Sporaの基本的動作は従来の身代金要求型ウィルスと同様で、感染したPCのファイルを暗号化して操作不能の状態にし、暗号解除のために身代金を要求する。しかし、いくつかの点で従来のウィルスとは大きく異なっている。
SporaはPCがオフラインの状態でも動作を継続する。感染に気づいて即座にネットからPCを切り離しても、ファイルは暗号化されたままなのだ。また、感染した後も、PCの起動に必要なプログラムには障害が起こらない点も特徴と言える。Sporaの開発者らはユーザーのPCが起動不能になった場合、身代金を獲得するチャンスが減ってしまうことを理解している。
さらに、Emsisoftのリサーチャーによると、Sporaのプログラムは非常に丹念にコーディングされており、暗号を解除するためのセキュリティホールはこれまで発見されていないという。
また、Sporaがこれまでの身代金ウィルスと大きく違うのは、その身代金の支払いオプションの豊富さだ。決済にはビットコインも使用可能で、暗号の解除に当ってはまず2ファイルまでは無料で解除を可能にしている。
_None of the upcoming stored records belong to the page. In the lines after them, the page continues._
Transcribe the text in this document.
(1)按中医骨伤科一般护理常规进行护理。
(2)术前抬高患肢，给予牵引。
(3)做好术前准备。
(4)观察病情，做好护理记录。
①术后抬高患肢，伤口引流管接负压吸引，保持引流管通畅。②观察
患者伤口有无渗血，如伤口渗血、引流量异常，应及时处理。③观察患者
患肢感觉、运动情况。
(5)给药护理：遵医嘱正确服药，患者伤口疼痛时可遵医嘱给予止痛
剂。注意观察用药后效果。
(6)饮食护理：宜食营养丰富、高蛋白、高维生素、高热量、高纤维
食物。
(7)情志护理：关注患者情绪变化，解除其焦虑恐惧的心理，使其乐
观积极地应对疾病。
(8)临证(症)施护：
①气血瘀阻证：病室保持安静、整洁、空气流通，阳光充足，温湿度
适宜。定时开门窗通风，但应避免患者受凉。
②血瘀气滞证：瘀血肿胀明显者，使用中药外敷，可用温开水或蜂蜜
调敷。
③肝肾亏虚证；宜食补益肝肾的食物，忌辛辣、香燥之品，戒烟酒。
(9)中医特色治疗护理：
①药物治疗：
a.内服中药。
さらに、ファイルごとに個別に暗号解除を行なうことも可能で、その場合は1ファイルごとに30ドル。PC全体の完全リカバリは79ドルという価格設定だ。また、恐らくほとんどの犠牲者が選ぶだろうオプションとして、Sporaのウィルス感染自体を取り除くオプションが20ドルとなっている。
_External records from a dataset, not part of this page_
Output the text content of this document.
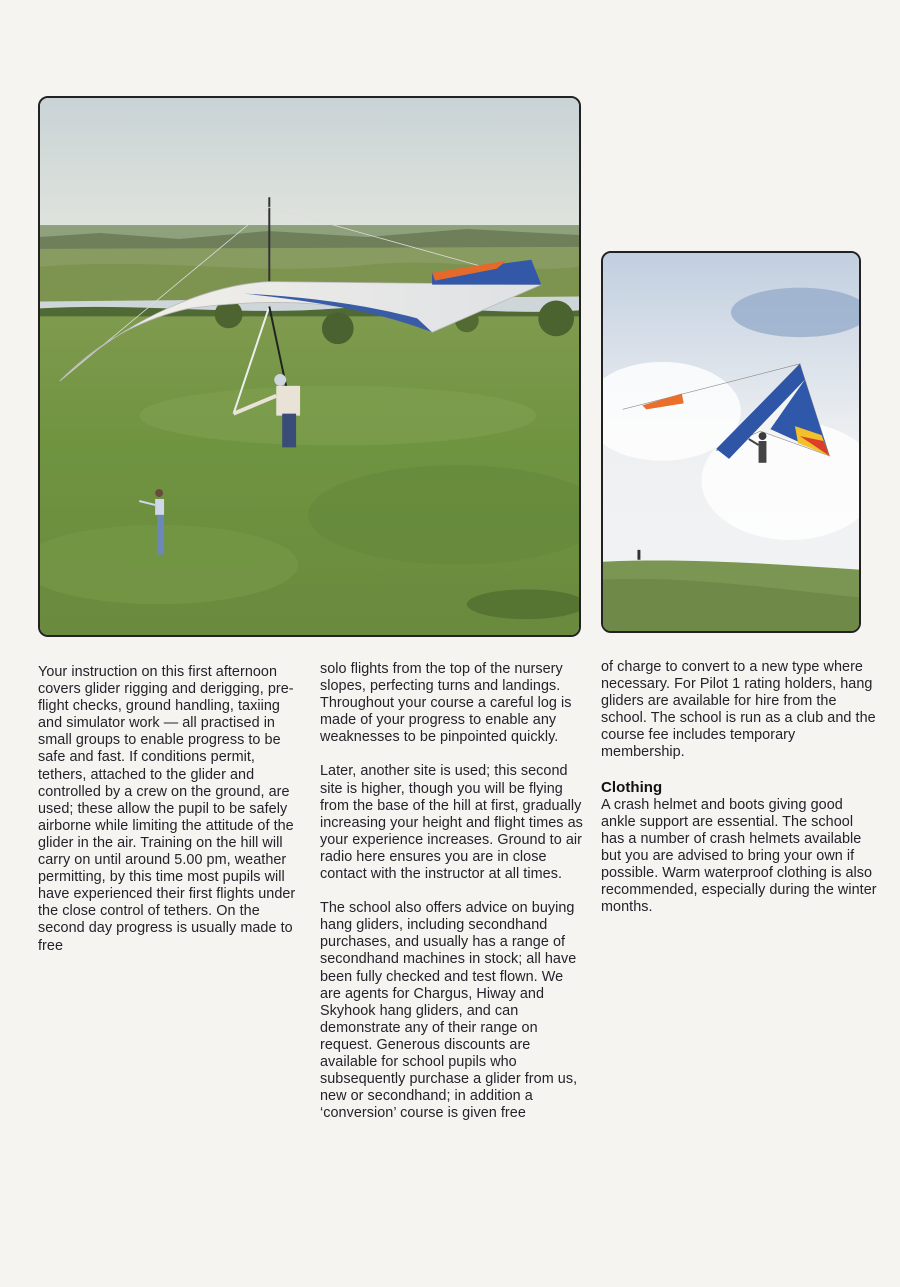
Your instruction on this first afternoon covers glider rigging and derigging, pre-flight checks, ground handling, taxiing and simulator work — all practised in small groups to enable progress to be safe and fast. If conditions permit, tethers, attached to the glider and controlled by a crew on the ground, are used; these allow the pupil to be safely airborne while limiting the attitude of the glider in the air. Training on the hill will carry on until around 5.00 pm, weather permitting, by this time most pupils will have experienced their first flights under the close control of tethers. On the second day progress is usually made to free

solo flights from the top of the nursery slopes, perfecting turns and landings. Throughout your course a careful log is made of your progress to enable any weaknesses to be pinpointed quickly.

Later, another site is used; this second site is higher, though you will be flying from the base of the hill at first, gradually increasing your height and flight times as your experience increases. Ground to air radio here ensures you are in close contact with the instructor at all times.

The school also offers advice on buying hang gliders, including secondhand purchases, and usually has a range of secondhand machines in stock; all have been fully checked and test flown. We are agents for Chargus, Hiway and Skyhook hang gliders, and can demonstrate any of their range on request. Generous discounts are available for school pupils who subsequently purchase a glider from us, new or secondhand; in addition a ‘conversion’ course is given free

of charge to convert to a new type where necessary. For Pilot 1 rating holders, hang gliders are available for hire from the school. The school is run as a club and the course fee includes temporary membership.

Clothing

A crash helmet and boots giving good ankle support are essential. The school has a number of crash helmets available but you are advised to bring your own if possible. Warm waterproof clothing is also recommended, especially during the winter months.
EmsisoftによるとSporaには専用のチャットボックスも装備されており、感染者が操作方法を質問すると、犯罪者集団が迅速にサポートを行なうという。
Sporaはさらに、今後このウィルスに感染しないためのプロテクションを50ドルの追加料金で提供している。高いと思うかもしれないが、他のオンライン詐欺と比べると比較的リーズナブルな料金設定なのかもしれない。
セキュリティ専門家によるとSporaは現在、ロシア語の使用者のみを対象に拡散中というが、今後は他の言語にも拡散する懸念があるので注意を呼びかけたい。